If a man could grasp the bliss of his secret
he would shed a tear with every breath he breathed.
Sheikh Muhammad ibn al Habib, Diwan
When we arrived in Meknes I had no idea where the Zawia was but after some quick messaging to my friend in Edinburgh we worked out that it was just around the corner. I was so grateful for these instructions because the entrance is not marked and there is no way we would have found it without them.
We entered through the narrow alleyway and into the main room. After visiting Sidi Ali al Jamal in Fez I was again struck by the simplicity of the Darqawi Zawia’s in comparison with the opulence of some of the more famous Sufi orders. The space was empty except for an old man seated by the foot of Sheikh Muhammad ibn al Habib’s grave. We gave salams and as poor Zeph was still feeling sick we asked if we could use the bathroom. The old man who was both blind and deaf led us to the door and unlocked it for us.
A little later we sat down on a majlis area and Zeph fell asleep.
The old man started reciting from the Diwan of Sheikh Muhammad ibn al Habib.
This is a very special place.
Later Zeph woke and it was time to pray maghrib. The old man made the call to prayer and a younger man who obviously loved him very much joined him. We prayed with them and then Zeph asked to go home.

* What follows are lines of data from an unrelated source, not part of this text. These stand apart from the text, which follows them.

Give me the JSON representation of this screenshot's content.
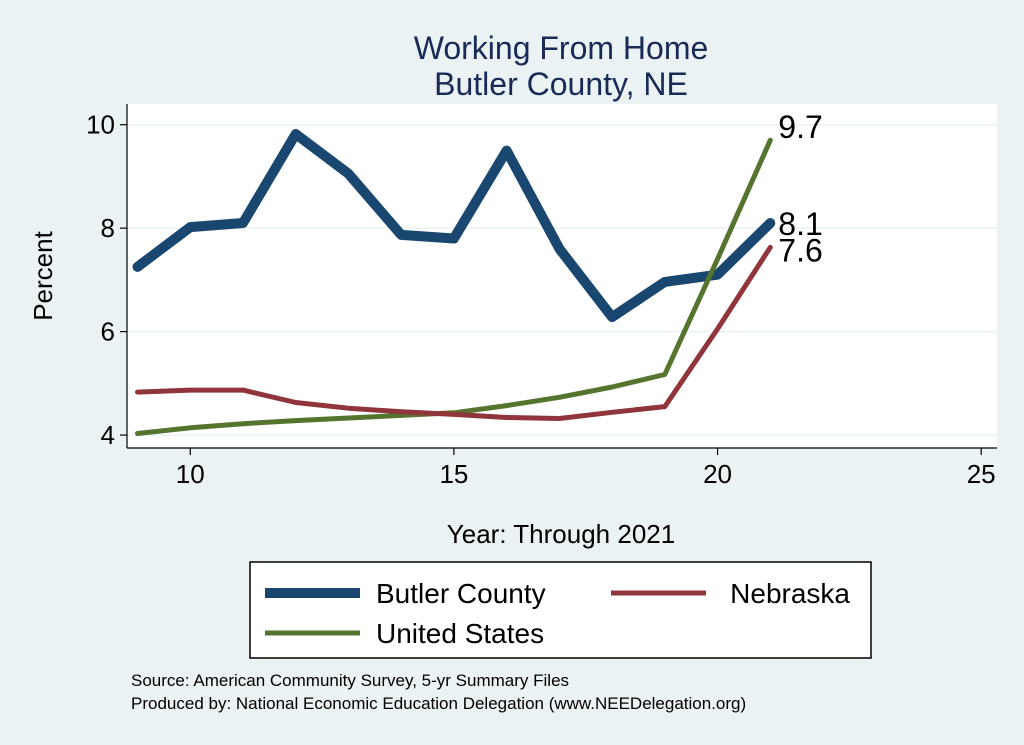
{
  "chart_data": {
    "type": "line",
    "title": "Working From Home",
    "subtitle": "Butler County, NE",
    "xlabel": "Year: Through 2021",
    "ylabel": "Percent",
    "xlim": [
      8.8,
      25.3
    ],
    "ylim": [
      3.75,
      10.4
    ],
    "xticks": [
      10,
      15,
      20,
      25
    ],
    "yticks": [
      4,
      6,
      8,
      10
    ],
    "grid": true,
    "legend_position": "bottom",
    "series": [
      {
        "name": "Butler County",
        "color": "#1a476f",
        "x": [
          9,
          10,
          11,
          12,
          13,
          14,
          15,
          16,
          17,
          18,
          19,
          20,
          21
        ],
        "y": [
          7.25,
          8.02,
          8.1,
          9.82,
          9.05,
          7.87,
          7.8,
          9.5,
          7.6,
          6.28,
          6.96,
          7.1,
          8.1
        ],
        "end_label": "8.1"
      },
      {
        "name": "Nebraska",
        "color": "#90353b",
        "x": [
          9,
          10,
          11,
          12,
          13,
          14,
          15,
          16,
          17,
          18,
          19,
          20,
          21
        ],
        "y": [
          4.83,
          4.87,
          4.87,
          4.63,
          4.52,
          4.45,
          4.4,
          4.34,
          4.32,
          4.44,
          4.55,
          6.05,
          7.63
        ],
        "end_label": "7.6"
      },
      {
        "name": "United States",
        "color": "#55752f",
        "x": [
          9,
          10,
          11,
          12,
          13,
          14,
          15,
          16,
          17,
          18,
          19,
          20,
          21
        ],
        "y": [
          4.03,
          4.14,
          4.22,
          4.28,
          4.33,
          4.38,
          4.43,
          4.57,
          4.73,
          4.93,
          5.17,
          7.4,
          9.7
        ],
        "end_label": "9.7"
      }
    ],
    "notes": [
      "Source: American Community Survey, 5-yr Summary Files",
      "Produced by: National Economic Education Delegation (www.NEEDelegation.org)"
    ]
  }
}
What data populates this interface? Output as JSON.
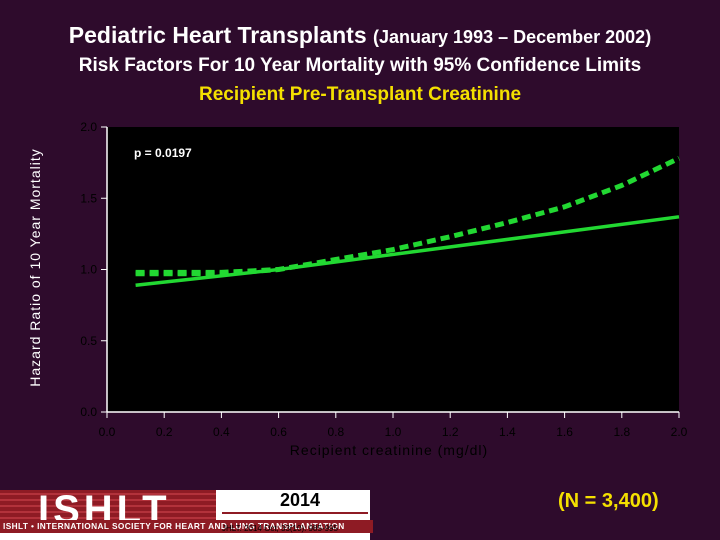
{
  "header": {
    "title_main": "Pediatric Heart Transplants",
    "title_dates": "(January 1993 – December 2002)",
    "title_line2": "Risk Factors For 10 Year Mortality with 95% Confidence Limits",
    "title_line3": "Recipient Pre-Transplant Creatinine"
  },
  "chart_data": {
    "type": "line",
    "xlabel": "Recipient creatinine (mg/dl)",
    "ylabel": "Hazard Ratio of 10 Year Mortality",
    "annotation": "p = 0.0197",
    "xlim": [
      0.0,
      2.0
    ],
    "ylim": [
      0.0,
      2.0
    ],
    "x_ticks": [
      "0.0",
      "0.2",
      "0.4",
      "0.6",
      "0.8",
      "1.0",
      "1.2",
      "1.4",
      "1.6",
      "1.8",
      "2.0"
    ],
    "y_ticks": [
      "0.0",
      "0.5",
      "1.0",
      "1.5",
      "2.0"
    ],
    "grid": false,
    "series": [
      {
        "style": "solid",
        "x": [
          0.1,
          0.6,
          2.0
        ],
        "y": [
          0.89,
          1.0,
          1.37
        ]
      },
      {
        "style": "dashed",
        "x": [
          0.1,
          0.4,
          0.6,
          0.8,
          1.0,
          1.2,
          1.4,
          1.6,
          1.8,
          2.0
        ],
        "y": [
          0.98,
          0.98,
          1.0,
          1.07,
          1.14,
          1.23,
          1.33,
          1.44,
          1.59,
          1.78
        ]
      },
      {
        "style": "dashed",
        "x": [
          0.1,
          0.4,
          0.6
        ],
        "y": [
          0.97,
          0.97,
          1.0
        ]
      }
    ],
    "colors": {
      "line": "#22d832",
      "plot_bg": "#000000",
      "axis": "#ffffff",
      "tick_text": "#000000"
    }
  },
  "footer": {
    "logo_text": "ISHLT",
    "logo_strip": "ISHLT • INTERNATIONAL SOCIETY FOR HEART AND LUNG TRANSPLANTATION",
    "year": "2014",
    "citation": "JHLT. 2014 Oct; 33(10): 985-995",
    "n_label": "(N = 3,400)"
  }
}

I really longed to know who the man was, to know his name. The whole experience had been wonderful. Because I am not connected to any groups where there is an actual physical presence between teacher and student these kinds of events are enormously significant to me. They are impossible to write about and there is no need really other than as a marker of gratitude and a means of recording details for later times when the memories may not be as clear.
Later back in Australia and scrolling through Facebook I suddenly saw a photograph of the old man and I was delighted to find out his name.
From Signs on the Horizons (THE CARETAKER)
I first met Sidi Ali in 1973 and heard this story from his lips. He was living in the zawiya, helping Sidi l’Ayyashi to take care of the premises. When Sidi l’Ayyashi passed away during the 1980s, Sidi Ali became the guardian of the zawiya. Completely illiterate, he has memorized large parts of the Qur’an and the entirety of the Diwan of Mohamed ibn Al Habib in addition to many Prophetic traditions, wisdom sayings and odes from the Sufis. He’s now totally blind and mostly deaf. He carries a card from the Moroccan government certifying that he is officially indigent (miskeen) that entitles him to beg, which he sometimes does when the guests in the zawiya need to be fed and there is no money. He flashes this card with a mischievous laugh. When I saw him in 1981, he told me proudly and with a chuckle, as if he had achieved the impossible, “You know, I got married.”
I don’t have permission to post the photograph but it doesn’t matter because not so long after this I finally purchased a copy of The Meaning of Man and there amongst the photographs he was again.